Current vs. Proposed Wage Levels:
| Wage Level | Current Percentile | Proposed Percentile |
|---|---|---|
| Level I (Entry) | ~17th | ~34th |
| Level II | ~34th | ~52nd |
| Level III | ~50th | ~70th |
| Level IV | ~67th | ~88th |
Why This Matters for Employers
In typical employer compensation structures:
- Entry-level roles are paid in the lower portion of the market;
- Mid-level roles cluster around the market median;
- Senior roles reach into the upper percentiles.
This progression reflects how wages increase with experience. As the U.S. Bureau of Labor Statistics notes: “Someone new to the field may expect wages near the 10th or 25th percentile, whereas those with more experience and education could expect wages near the 75th or 90th percentile.”
The proposed rule shifts all wage levels upward within the same dataset. As a result:
- Entry-level roles would be priced closer to experienced workers;
- Mid-level roles would be pushed to at or above median wages;
- Senior roles would be driven toward the top of the market.
This represents a policy-driven recalibration, not a change in underlying wage data—and may result in required wages that exceed how similarly experienced U.S. workers are typically compensated.
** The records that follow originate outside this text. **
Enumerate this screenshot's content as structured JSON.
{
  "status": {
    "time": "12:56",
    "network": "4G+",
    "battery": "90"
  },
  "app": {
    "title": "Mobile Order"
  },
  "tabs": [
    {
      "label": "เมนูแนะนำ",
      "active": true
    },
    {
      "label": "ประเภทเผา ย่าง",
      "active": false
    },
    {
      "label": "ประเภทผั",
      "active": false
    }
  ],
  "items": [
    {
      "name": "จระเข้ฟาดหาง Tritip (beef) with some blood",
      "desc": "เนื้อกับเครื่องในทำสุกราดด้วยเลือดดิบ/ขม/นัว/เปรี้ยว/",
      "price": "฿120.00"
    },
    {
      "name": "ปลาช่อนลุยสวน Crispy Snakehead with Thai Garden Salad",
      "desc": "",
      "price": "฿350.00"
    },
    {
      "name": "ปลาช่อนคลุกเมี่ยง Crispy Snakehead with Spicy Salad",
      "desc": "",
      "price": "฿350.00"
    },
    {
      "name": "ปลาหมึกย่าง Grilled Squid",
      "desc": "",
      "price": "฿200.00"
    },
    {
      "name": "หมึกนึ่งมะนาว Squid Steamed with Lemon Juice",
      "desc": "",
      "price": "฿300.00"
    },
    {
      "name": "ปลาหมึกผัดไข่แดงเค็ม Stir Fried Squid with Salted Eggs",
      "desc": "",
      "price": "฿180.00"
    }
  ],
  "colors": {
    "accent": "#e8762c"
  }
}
What This Means in Practice
If implemented, the rule would likely:
- Increase required wages across all levels, including for early-career roles;
- Limit flexibility in assigning positions to lower wage levels;
- Require employers to pay wages that may exceed those paid to similarly situated U.S. workers with comparable experience.
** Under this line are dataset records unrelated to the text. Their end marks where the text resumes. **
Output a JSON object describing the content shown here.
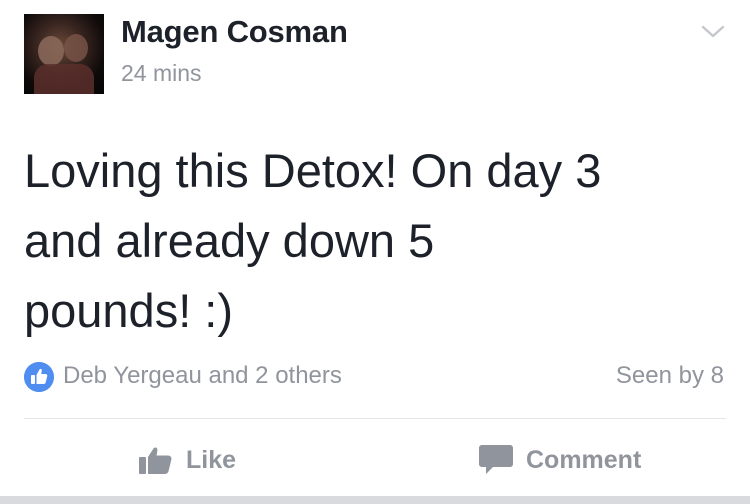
{
  "post": {
    "author": "Magen Cosman",
    "timestamp": "24 mins",
    "message_lines": [
      "Loving this Detox! On day 3",
      "and already down 5",
      "pounds! :)"
    ]
  },
  "reactions": {
    "summary": "Deb Yergeau and 2 others",
    "seen_by": "Seen by 8"
  },
  "actions": {
    "like_label": "Like",
    "comment_label": "Comment"
  },
  "icons": {
    "menu": "chevron-down-icon",
    "like_badge": "thumbs-up-icon",
    "like_action": "thumbs-up-icon",
    "comment_action": "comment-bubble-icon"
  },
  "colors": {
    "text_primary": "#1d2129",
    "text_secondary": "#90949c",
    "like_blue": "#4f8ef0",
    "divider": "#e5e5e5"
  }
}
What This Means for Employers
If implemented, the rule would likely:
- Increase required wages across all levels, including for early-career roles;
- Limit flexibility to assign positions to lower wage levels;
- Require wages that may exceed what similarly situated U.S. workers with comparable experience are paid in the market.
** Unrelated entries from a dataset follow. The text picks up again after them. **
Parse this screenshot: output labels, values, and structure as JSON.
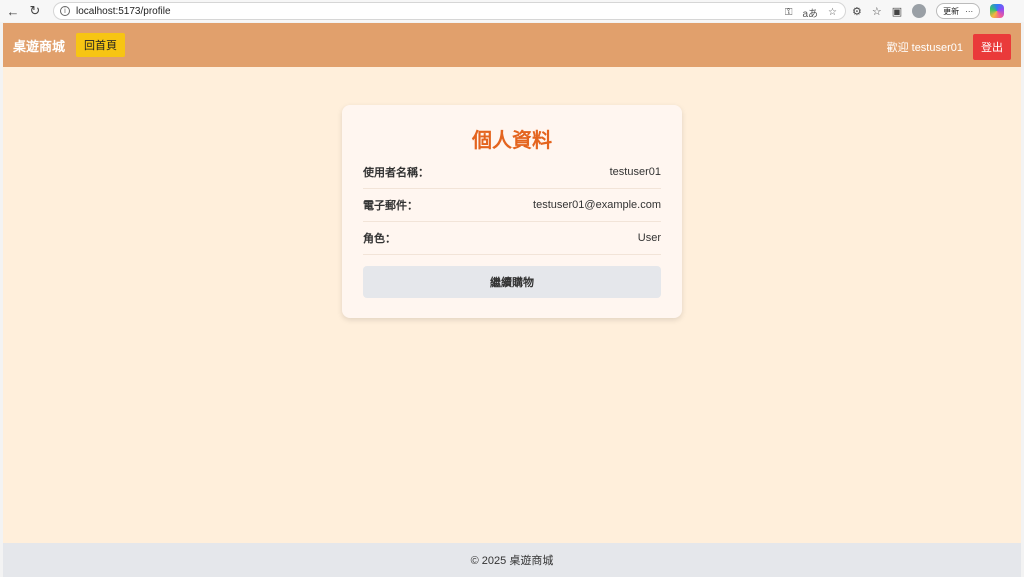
{
  "browser": {
    "url": "localhost:5173/profile",
    "update_label": "更新"
  },
  "header": {
    "brand": "桌遊商城",
    "home_label": "回首頁",
    "welcome": "歡迎 testuser01",
    "logout_label": "登出"
  },
  "profile": {
    "title": "個人資料",
    "fields": [
      {
        "label": "使用者名稱：",
        "value": "testuser01"
      },
      {
        "label": "電子郵件：",
        "value": "testuser01@example.com"
      },
      {
        "label": "角色：",
        "value": "User"
      }
    ],
    "continue_label": "繼續購物"
  },
  "footer": {
    "text": "© 2025 桌遊商城"
  },
  "colors": {
    "header_bg": "#e1a06c",
    "page_bg": "#ffefdb",
    "title": "#e4641e",
    "home_button": "#f7c513",
    "logout_button": "#ea3a3a"
  }
}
This is not a correction of flawed wage data. The same government survey data remains in place. Instead, DOL is redefining where within that data each wage level sits, effectively raising the wage floor.
How DOL Justifies the Change
DOL indicates that current wage levels—particularly Level I—may be set too low relative to the skill level required for sponsored positions. By shifting wage levels upward, DOL aims to better align required wages with its interpretation of similarly employed U.S. workers.
From an employer perspective, however, this approach may redefine “market wages” upward, rather than reflect how entry-level workers are actually compensated.
Context: Similar Rule Previously Blocked
DOL attempted a similar restructuring in October 2020, significantly increasing wage level percentiles. That rule was blocked by federal courts and later withdrawn, primarily because it was issued without proper notice-and-comment rulemaking.
The current proposal revisits those same concepts through the formal regulatory process.
The proposed rule is currently in the public comment period, expected to close on or about May 26, 2026. The DOL must review all comments before issuing a final rule, which could occur as early as 30 days after the comment period ends. The timing suggests DOL may aim to implement the change alongside the release of the new prevailing wage survey on June 30, 2026.
What Employers Should Do Now
- Identify cases relying on Level I or Level II wages;
- Evaluate timing for PERM and H-1B filings;
- Assess potential increases in compensation requirements;
- Monitor developments closely—this remains a proposed rule and may change.
Bottom Line
The proposal does not change the wage data—it changes how that data is applied. The result is likely a significant upward shift in required wages, particularly for entry-level roles, with direct implications for hiring strategy and program viability.